La ’ndrangheta voleva uccidere il figlio di Gratteri

 Tutto era stato progettato da alcuni esponenti della ‘ndrangheta della Locride, nonostante fossero richiusi da tempo in carcere. L’idea era quella di uccidere uno dei figli di Nicola Gratteri, Procuratore della Repubblica di Catanzaro. In una maniera inusuale: doveva sembrare un casuale incidente stradale. 
La notizia è stata riferita da un nuovo collaboratore di giustizia, Antonio Cataldo,57 anni, esponente dell’omonimo clan di Locri. Antonio figlio di Michele e nipote di Pepè e Nicola Cataldo, due boss carismatici, ha deciso di saltare il fosso dopo una condanna a otto anni rimediata con rito abbreviato al processo «Mandamento Ionico». Da alcune settimane sta riempiendo pagine di verbali e già mercoledì prossimo potrebbe essere sentito dai magistrati nel corso dell’udienza del maxiprocesso «Riscatto – Mille e una notte», in corso davanti al tribunale di Locri. 
In realtà, però, già diversi anni fa la notizia del piano per uccidere uno dei figli del magistrato era stata intercettata nel corso di un’indagine sulle cosche della Locride. Più recentemente, nel 2016, un altro pentito, Maurizio Maviglia, esponente di un clan di Africo, aveva svelato un altro tentativo per uccidere uno dei figli di Gratteri. 
Alcuni individui, infatti, riuscirono ad intrufolarsi qualificandosi come poliziotti nello stabile, a Messina, occupato dal figlio dell’allora procuratore aggiunto di Reggio Calabria. I finti poliziotti riuscirono a farsi aprire dal ragazzo, ignaro di tutto. Una volta dentro i due presero l’ascensore per raggiungere il terzo piano dove si trovava l’appartamento del giovane universitario. Il figlio del magistrato attese il loro arrivo sull’uscio. Quando però, l’ascensore si fermò il ragazzo notò che dentro c’erano due persone mascherate con passamontagna. Con freddezza rientrò in casa, si barricò e chiamò il padre. 
Nei mesi scorsi Antonio Cataldo, nel corso delle sue deposizioni, ha rilanciato la possibilità di un agguato, sostenendo di averlo saputo in carcere, nel 2013 da Guido Brusaferri, altro esponente della ‘ndrangheta locrese con il quale ha diviso la cella. 
In particolare al magistrato della distrettuale di Reggio Calabria Antonio Calamita che l’ha interrogato Antonio Cataldo ha riferito che si parlava di questo progetto nelle ore d’aria, e ha puntualizzato anche temporalmente il periodo. «I clan si sono allarmati quando il nome del procuratore Nicola Gratteri era stato indicato come possibile ministro della Giustizia» ha raccontato ai magistrati Cataldo.

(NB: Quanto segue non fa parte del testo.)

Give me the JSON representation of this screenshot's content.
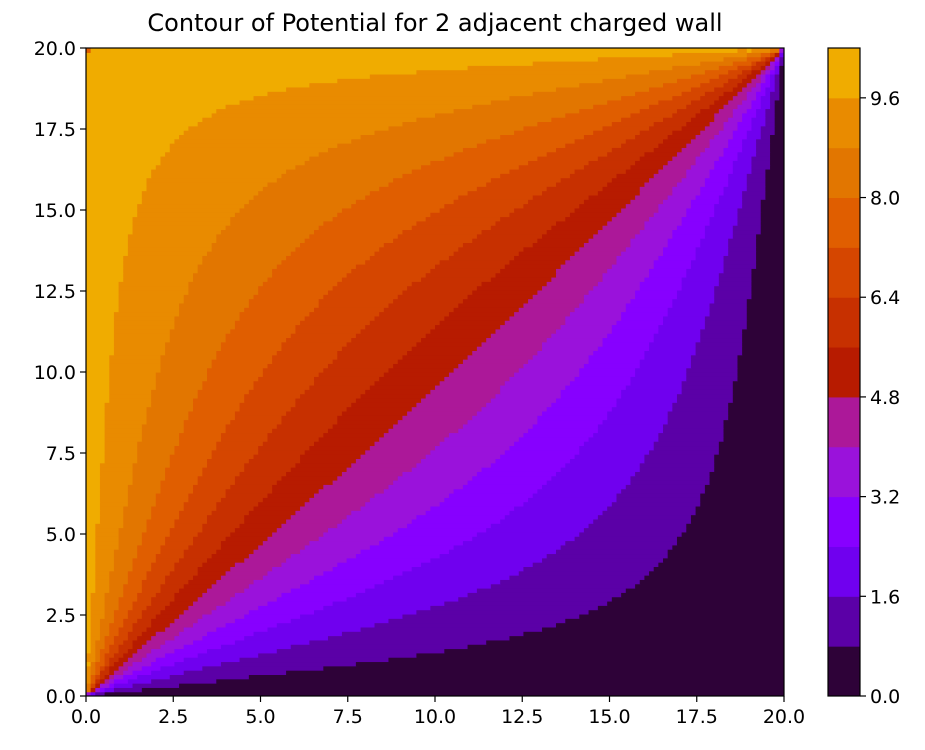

Precisando: «I clan, tutti, temevano delle... dei processi... e leggi più ferree. C’era un allarme generale». 
La collaborazione di Antonio Cataldo, potrebbe aprire scenari inediti nel panorama della criminalità organizzata della Locride. Tanti sono i delitti rimasti impuniti negli ultimi 20 anni. E, soprattutto, il nuovo collaboratore di giustizia potrebbe rivelare particolari anche su omicidi eccellenti, come quello del vice presidente del Consiglio regionale della Calabria Francesco Fortugno, ucciso nel 2005 a Locri. 
Per anni i Cataldo si sono fatti la guerra con i Cordì, altra cosca di Locri. Decine sono stati i morti. Poi la pace, siglata in nome degli affari e di una possibile spartizione di lucrosi progetti imprenditoriali e anche interessi nel settore pubblico.